Plutarch’s biographical essays on ancient Greeks and Romans were the studies that Shakespeare relied on for his historical plays. They also nurtured the thought of the Founding Fathers. Along with the Bible, Plutarch’s chronicles were one of most read works of eighteenth century America. All of the men examined in the Lives are historical personalities, with the exception of Theseus and Romulus, the mythical founders of Athens and Rome. These are the least satisfactory and least interesting biographies, since the charm of Plutarch’s moralizing lies in the fact that he is dealing with real and believable characters. The study of the ancient world therefore really begins with the famed lawgivers: Lycurgus of Sparta (c. 820-730 BC), Numa Pompilius of Rome (753-673), Solon of Athens (638-558), and Publicola of Rome (d. 503).

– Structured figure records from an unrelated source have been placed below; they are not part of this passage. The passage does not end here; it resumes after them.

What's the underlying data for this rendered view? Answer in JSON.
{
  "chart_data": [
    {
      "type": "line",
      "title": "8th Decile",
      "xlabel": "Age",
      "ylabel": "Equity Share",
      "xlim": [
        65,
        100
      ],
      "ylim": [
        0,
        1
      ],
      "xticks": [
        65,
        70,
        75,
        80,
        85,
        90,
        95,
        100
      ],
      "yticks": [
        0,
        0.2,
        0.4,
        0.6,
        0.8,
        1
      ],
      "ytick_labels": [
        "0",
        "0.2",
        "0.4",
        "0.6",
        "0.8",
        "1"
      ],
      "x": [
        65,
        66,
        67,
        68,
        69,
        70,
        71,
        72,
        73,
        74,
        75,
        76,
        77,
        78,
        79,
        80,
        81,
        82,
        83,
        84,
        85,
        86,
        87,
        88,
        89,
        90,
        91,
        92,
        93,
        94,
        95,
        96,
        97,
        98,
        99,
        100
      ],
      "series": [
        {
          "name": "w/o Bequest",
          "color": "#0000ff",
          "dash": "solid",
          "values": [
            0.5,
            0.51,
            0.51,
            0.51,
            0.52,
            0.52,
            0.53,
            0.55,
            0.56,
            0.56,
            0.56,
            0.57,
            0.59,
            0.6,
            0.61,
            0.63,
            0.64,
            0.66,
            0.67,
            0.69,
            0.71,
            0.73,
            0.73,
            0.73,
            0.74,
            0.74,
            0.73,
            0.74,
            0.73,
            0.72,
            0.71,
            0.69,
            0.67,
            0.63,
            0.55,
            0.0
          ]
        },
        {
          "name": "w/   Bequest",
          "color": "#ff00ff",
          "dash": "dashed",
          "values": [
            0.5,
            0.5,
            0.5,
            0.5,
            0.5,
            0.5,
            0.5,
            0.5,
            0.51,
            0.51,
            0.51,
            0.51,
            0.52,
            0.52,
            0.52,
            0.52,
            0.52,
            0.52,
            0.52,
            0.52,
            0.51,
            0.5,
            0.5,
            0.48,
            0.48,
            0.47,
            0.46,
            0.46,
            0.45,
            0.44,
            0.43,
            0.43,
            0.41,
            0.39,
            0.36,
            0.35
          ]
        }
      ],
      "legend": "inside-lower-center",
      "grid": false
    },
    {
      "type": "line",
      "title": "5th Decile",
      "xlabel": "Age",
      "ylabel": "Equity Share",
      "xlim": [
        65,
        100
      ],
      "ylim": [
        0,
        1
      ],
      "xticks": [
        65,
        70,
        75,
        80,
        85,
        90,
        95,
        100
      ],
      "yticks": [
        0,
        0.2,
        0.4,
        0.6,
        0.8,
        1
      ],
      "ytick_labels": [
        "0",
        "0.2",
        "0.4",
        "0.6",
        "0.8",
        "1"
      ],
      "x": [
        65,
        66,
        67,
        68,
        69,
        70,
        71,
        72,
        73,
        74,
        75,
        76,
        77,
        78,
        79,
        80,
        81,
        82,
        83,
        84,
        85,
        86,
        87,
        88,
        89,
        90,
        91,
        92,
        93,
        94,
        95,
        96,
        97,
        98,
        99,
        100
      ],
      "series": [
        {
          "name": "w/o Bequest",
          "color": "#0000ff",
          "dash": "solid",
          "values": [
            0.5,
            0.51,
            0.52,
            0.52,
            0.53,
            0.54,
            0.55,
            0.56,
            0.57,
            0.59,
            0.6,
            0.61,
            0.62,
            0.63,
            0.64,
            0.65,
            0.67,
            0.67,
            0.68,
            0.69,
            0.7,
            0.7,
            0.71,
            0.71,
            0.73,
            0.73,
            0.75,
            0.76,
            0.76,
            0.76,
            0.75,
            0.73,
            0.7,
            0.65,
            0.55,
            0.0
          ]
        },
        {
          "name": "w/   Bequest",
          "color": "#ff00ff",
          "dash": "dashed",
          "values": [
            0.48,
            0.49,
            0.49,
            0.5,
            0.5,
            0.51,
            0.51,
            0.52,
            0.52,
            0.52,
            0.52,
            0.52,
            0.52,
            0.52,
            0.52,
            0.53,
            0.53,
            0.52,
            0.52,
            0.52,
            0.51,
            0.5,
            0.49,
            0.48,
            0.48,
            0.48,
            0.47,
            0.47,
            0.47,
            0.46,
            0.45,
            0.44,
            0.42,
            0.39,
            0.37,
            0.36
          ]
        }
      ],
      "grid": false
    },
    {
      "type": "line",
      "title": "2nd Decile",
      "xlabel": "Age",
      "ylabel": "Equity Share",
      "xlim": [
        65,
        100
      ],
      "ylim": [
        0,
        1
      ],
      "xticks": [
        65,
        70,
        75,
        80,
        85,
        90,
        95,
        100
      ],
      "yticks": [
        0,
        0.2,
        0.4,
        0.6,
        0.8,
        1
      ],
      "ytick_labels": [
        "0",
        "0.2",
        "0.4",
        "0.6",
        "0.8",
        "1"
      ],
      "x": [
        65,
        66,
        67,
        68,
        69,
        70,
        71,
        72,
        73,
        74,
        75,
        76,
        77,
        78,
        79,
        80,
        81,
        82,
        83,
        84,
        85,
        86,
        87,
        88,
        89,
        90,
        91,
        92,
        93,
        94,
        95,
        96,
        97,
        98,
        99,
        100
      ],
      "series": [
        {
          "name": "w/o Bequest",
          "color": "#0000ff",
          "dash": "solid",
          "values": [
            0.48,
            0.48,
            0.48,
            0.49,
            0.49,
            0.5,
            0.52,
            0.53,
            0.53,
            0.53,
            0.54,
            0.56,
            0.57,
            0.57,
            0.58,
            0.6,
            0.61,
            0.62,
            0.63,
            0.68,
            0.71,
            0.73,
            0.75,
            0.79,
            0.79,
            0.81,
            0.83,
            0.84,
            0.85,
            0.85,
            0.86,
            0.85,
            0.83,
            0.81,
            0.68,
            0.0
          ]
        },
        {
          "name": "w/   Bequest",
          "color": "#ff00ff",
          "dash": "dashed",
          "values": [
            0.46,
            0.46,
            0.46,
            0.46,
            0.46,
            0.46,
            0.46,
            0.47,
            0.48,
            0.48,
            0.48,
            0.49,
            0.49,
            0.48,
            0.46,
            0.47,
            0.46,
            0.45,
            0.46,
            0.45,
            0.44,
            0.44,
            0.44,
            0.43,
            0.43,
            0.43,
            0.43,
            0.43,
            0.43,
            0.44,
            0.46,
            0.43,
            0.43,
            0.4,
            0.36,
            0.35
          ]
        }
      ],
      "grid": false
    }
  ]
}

Of these Lycurgus is the least appealing, despite Plutarch’s inexplicable admiration for this highly capable yet callous and officious statesman. Solon, by contrast, was more sensible. Thus when “asked if he had left the Athenians the best laws that could be given, he replied, ‘The best they could receive.'” Though proclaiming a one-time revocation of debts, he did not attempt the equalization of property as rigorously imposed by Lycurgus, and instead moderately increased the franchise so as to balance the commons against the aristocracy without attempting wealth redistribution. Unlike the Spartans, Solon also encouraged commerce and manufacture: “fitting his laws to the state of things, and not making things to suit his laws, and finding the ground scarce rich enough to maintain the husbandmen, and altogether incapable of feeding an unoccupied and leisured multitude, brought trades into credit….”
Ultimately any political system (including our own) must fall short of its ideal. As Plutarch relates in the life of Solon: “Anacharsis, being once at the [Athenian] Assembly, expressed his wonder at the fact that in Greece wise men spoke and fools decided.” It is not the presence or absence of certain things which, in themselves, guarantees our happiness. “We must not,” warns the ancient author, “provide against the loss of wealth by poverty, or of friends by refusing all acquaintance, or of children by having none, but by morality and reason.” In this respect he preaches moderation for the mass of people. Perfection is for genuine sages and saints, who never make their standards mandatory but prefer to lead by example. And certainly there are many excellent examples to learn from in reading Plutarch’s Lives.